Evidence of recent developments in camera effectiveness in solving crimes wasn't sufficient to warrant the council changing its position, Town Manager Jeremy Dennis said in an interview.
The topic acquired new life in June after a home-invasion robbery in central Portola Valley. The community responded by holding forums with law enforcement officials. The San Mateo County Sheriff's Office also increased its presence in town.
While crime in 2016 is higher than in 2015, it is lower than in 2014 and very low compared to other jurisdictions, Mr. Dennis noted.
Given the low monetary losses typical of property crimes in town, a staff report noted that the Sheriff's Office would likely not do extensive investigations for such crimes, and would likely not use what license-plate-camera data there was.
Academic studies of camera effectiveness have shown mixed results, sometimes depending on other steps taken in concert with use of camera data. "Generally speaking, there is a dearth of quantifiable studies that test the effectiveness of (the cameras)," the report said.
The Sept. 28 discussion engaged some 40 residents for about two and a half hours in the Community Hall. The speakers split about evenly in favor of and opposed to putting in the cameras, Mr. Dennis said.
The conversation was notable for the mutual respect exhibited on both sides of the question, Mr.

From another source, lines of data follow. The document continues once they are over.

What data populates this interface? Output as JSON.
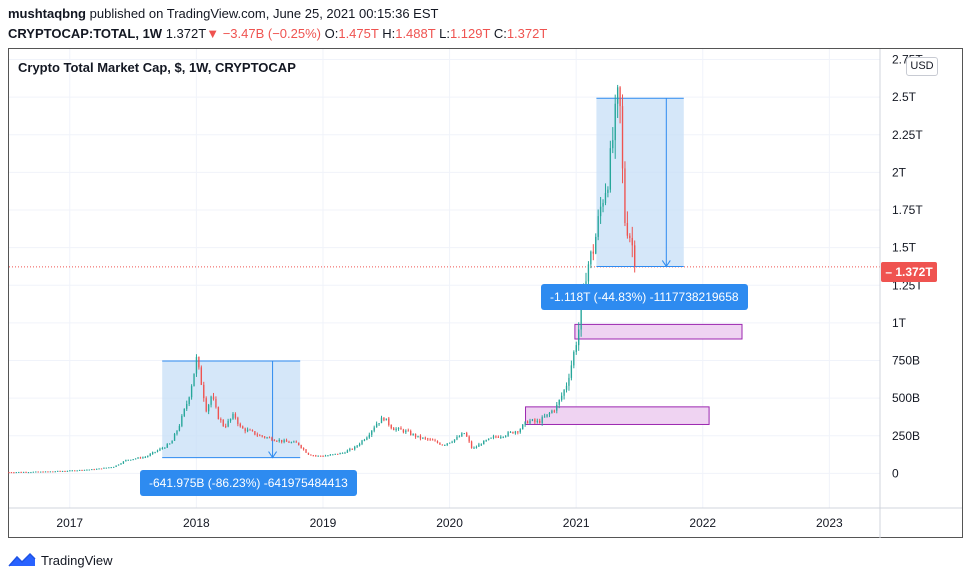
{
  "header": {
    "author": "mushtaqbng",
    "published_text": "published on TradingView.com, June 25, 2021 00:15:36 EST",
    "symbol": "CRYPTOCAP:TOTAL, 1W",
    "last": "1.372T",
    "arrow": "▼",
    "change": "−3.47B (−0.25%)",
    "o_label": "O:",
    "o_value": "1.475T",
    "h_label": "H:",
    "h_value": "1.488T",
    "l_label": "L:",
    "l_value": "1.129T",
    "c_label": "C:",
    "c_value": "1.372T"
  },
  "currency_button": "USD",
  "current_price_badge": "1.372T",
  "measure_tooltips": [
    "-641.975B (-86.23%) -641975484413",
    "-1.118T (-44.83%) -1117738219658"
  ],
  "footer": {
    "brand": "TradingView",
    "logo_icon": "tradingview-logo-icon"
  },
  "colors": {
    "up": "#26a69a",
    "down": "#ef5350",
    "measure_fill": "#c7dff7",
    "measure_line": "#2e8bf0",
    "zone_fill": "#efd3f2",
    "zone_border": "#9c27b0"
  },
  "chart_data": {
    "type": "candlestick",
    "title": "Crypto Total Market Cap, $, 1W, CRYPTOCAP",
    "x_ticks": [
      "2017",
      "2018",
      "2019",
      "2020",
      "2021",
      "2022",
      "2023"
    ],
    "y_ticks": [
      "0",
      "250B",
      "500B",
      "750B",
      "1T",
      "1.25T",
      "1.5T",
      "1.75T",
      "2T",
      "2.25T",
      "2.5T",
      "2.75T"
    ],
    "y_tick_values": [
      0,
      250,
      500,
      750,
      1000,
      1250,
      1500,
      1750,
      2000,
      2250,
      2500,
      2750
    ],
    "ylim": [
      -230,
      2820
    ],
    "xlim": [
      2016.52,
      2023.4
    ],
    "unit": "billions USD",
    "current_price": 1372,
    "series_path": [
      [
        2016.52,
        8
      ],
      [
        2016.8,
        11
      ],
      [
        2017.0,
        18
      ],
      [
        2017.2,
        28
      ],
      [
        2017.35,
        45
      ],
      [
        2017.45,
        90
      ],
      [
        2017.6,
        110
      ],
      [
        2017.7,
        155
      ],
      [
        2017.8,
        200
      ],
      [
        2017.87,
        330
      ],
      [
        2017.93,
        480
      ],
      [
        2017.97,
        620
      ],
      [
        2018.0,
        760
      ],
      [
        2018.04,
        600
      ],
      [
        2018.08,
        420
      ],
      [
        2018.12,
        520
      ],
      [
        2018.17,
        380
      ],
      [
        2018.22,
        310
      ],
      [
        2018.3,
        390
      ],
      [
        2018.35,
        300
      ],
      [
        2018.42,
        280
      ],
      [
        2018.5,
        250
      ],
      [
        2018.6,
        230
      ],
      [
        2018.7,
        210
      ],
      [
        2018.8,
        200
      ],
      [
        2018.88,
        130
      ],
      [
        2018.95,
        115
      ],
      [
        2019.05,
        120
      ],
      [
        2019.15,
        135
      ],
      [
        2019.25,
        170
      ],
      [
        2019.35,
        250
      ],
      [
        2019.42,
        330
      ],
      [
        2019.48,
        370
      ],
      [
        2019.55,
        300
      ],
      [
        2019.65,
        280
      ],
      [
        2019.75,
        240
      ],
      [
        2019.85,
        220
      ],
      [
        2019.95,
        190
      ],
      [
        2020.05,
        230
      ],
      [
        2020.12,
        270
      ],
      [
        2020.18,
        160
      ],
      [
        2020.25,
        200
      ],
      [
        2020.35,
        240
      ],
      [
        2020.45,
        260
      ],
      [
        2020.55,
        290
      ],
      [
        2020.62,
        350
      ],
      [
        2020.7,
        340
      ],
      [
        2020.78,
        390
      ],
      [
        2020.85,
        450
      ],
      [
        2020.92,
        580
      ],
      [
        2020.97,
        750
      ],
      [
        2021.03,
        1000
      ],
      [
        2021.08,
        1350
      ],
      [
        2021.14,
        1500
      ],
      [
        2021.2,
        1800
      ],
      [
        2021.26,
        2000
      ],
      [
        2021.3,
        2300
      ],
      [
        2021.34,
        2550
      ],
      [
        2021.38,
        1700
      ],
      [
        2021.42,
        1600
      ],
      [
        2021.46,
        1450
      ],
      [
        2021.48,
        1372
      ]
    ],
    "measure_ranges": [
      {
        "x0": 2017.73,
        "x1": 2018.82,
        "y_top": 747,
        "y_bottom": 105
      },
      {
        "x0": 2021.16,
        "x1": 2021.85,
        "y_top": 2493,
        "y_bottom": 1375
      }
    ],
    "zones": [
      {
        "x0": 2020.6,
        "x1": 2022.05,
        "y_top": 442,
        "y_bottom": 325
      },
      {
        "x0": 2020.99,
        "x1": 2022.31,
        "y_top": 990,
        "y_bottom": 893
      }
    ]
  }
}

Dennis said, a point also noted by Mayor Maryann Derwin in an email. "It was a remarkably respectful meeting, with many people speaking with competing views," she said. "I was really proud of the civility in the room and the thoughtfulness of the speakers."

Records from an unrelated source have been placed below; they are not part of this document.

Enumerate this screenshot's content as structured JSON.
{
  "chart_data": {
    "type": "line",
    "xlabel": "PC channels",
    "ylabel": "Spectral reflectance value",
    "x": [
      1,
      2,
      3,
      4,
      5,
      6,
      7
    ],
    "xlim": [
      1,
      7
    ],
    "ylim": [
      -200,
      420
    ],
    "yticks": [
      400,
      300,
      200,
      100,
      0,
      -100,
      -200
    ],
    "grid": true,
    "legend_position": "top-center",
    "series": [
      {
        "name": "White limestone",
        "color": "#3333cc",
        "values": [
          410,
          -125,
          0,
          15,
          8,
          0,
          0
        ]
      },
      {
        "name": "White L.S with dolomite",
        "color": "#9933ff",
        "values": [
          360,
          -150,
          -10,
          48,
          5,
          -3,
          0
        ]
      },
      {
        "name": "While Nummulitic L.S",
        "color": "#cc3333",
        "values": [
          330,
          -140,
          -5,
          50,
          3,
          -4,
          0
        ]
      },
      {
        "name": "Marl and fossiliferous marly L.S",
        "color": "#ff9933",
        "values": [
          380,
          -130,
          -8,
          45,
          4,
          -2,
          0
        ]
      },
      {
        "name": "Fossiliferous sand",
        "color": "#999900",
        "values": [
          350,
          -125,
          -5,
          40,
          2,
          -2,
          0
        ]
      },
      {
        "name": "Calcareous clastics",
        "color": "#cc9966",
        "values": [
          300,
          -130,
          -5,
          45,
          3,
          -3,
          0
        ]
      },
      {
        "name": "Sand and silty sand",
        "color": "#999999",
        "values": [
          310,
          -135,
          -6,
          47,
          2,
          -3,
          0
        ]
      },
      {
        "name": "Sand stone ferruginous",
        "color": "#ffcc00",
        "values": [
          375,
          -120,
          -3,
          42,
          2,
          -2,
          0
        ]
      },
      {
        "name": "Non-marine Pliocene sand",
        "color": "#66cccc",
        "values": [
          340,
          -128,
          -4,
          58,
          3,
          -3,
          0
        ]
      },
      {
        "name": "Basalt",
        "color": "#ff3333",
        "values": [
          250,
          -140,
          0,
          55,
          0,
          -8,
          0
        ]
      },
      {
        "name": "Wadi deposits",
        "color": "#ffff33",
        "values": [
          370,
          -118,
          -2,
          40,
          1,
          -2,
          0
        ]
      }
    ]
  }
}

A representative from the Northern California Regional Intelligence Center, where camera data is stored, was present, as were sheriff's deputies.
There were concerns about privacy and a council majority concluded that the town does not yet meet criteria warranting installing cameras, Ms. Derwin said. She said she "essentially agreed" with the consensus, but that she remains open to the idea of installing cameras.
She was looking at the issue, she said, from the perspective of a world that is "random and scary," a place in which home-invasion robberies can occur where you least expect them. "When you're coming from a place like this (and) adopting catastrophic thinking, (cameras) make sense," she said.
Since the town has no plans to install cameras, the council directed the town manager to continue talking with Sheriff's Office deputies and with the regional intelligence center on any further steps residents can take to improve their security. Two possible steps: group purchases of surveillance cameras for residents, and annual meetings with deputies to review home security and neighborhood watch activities.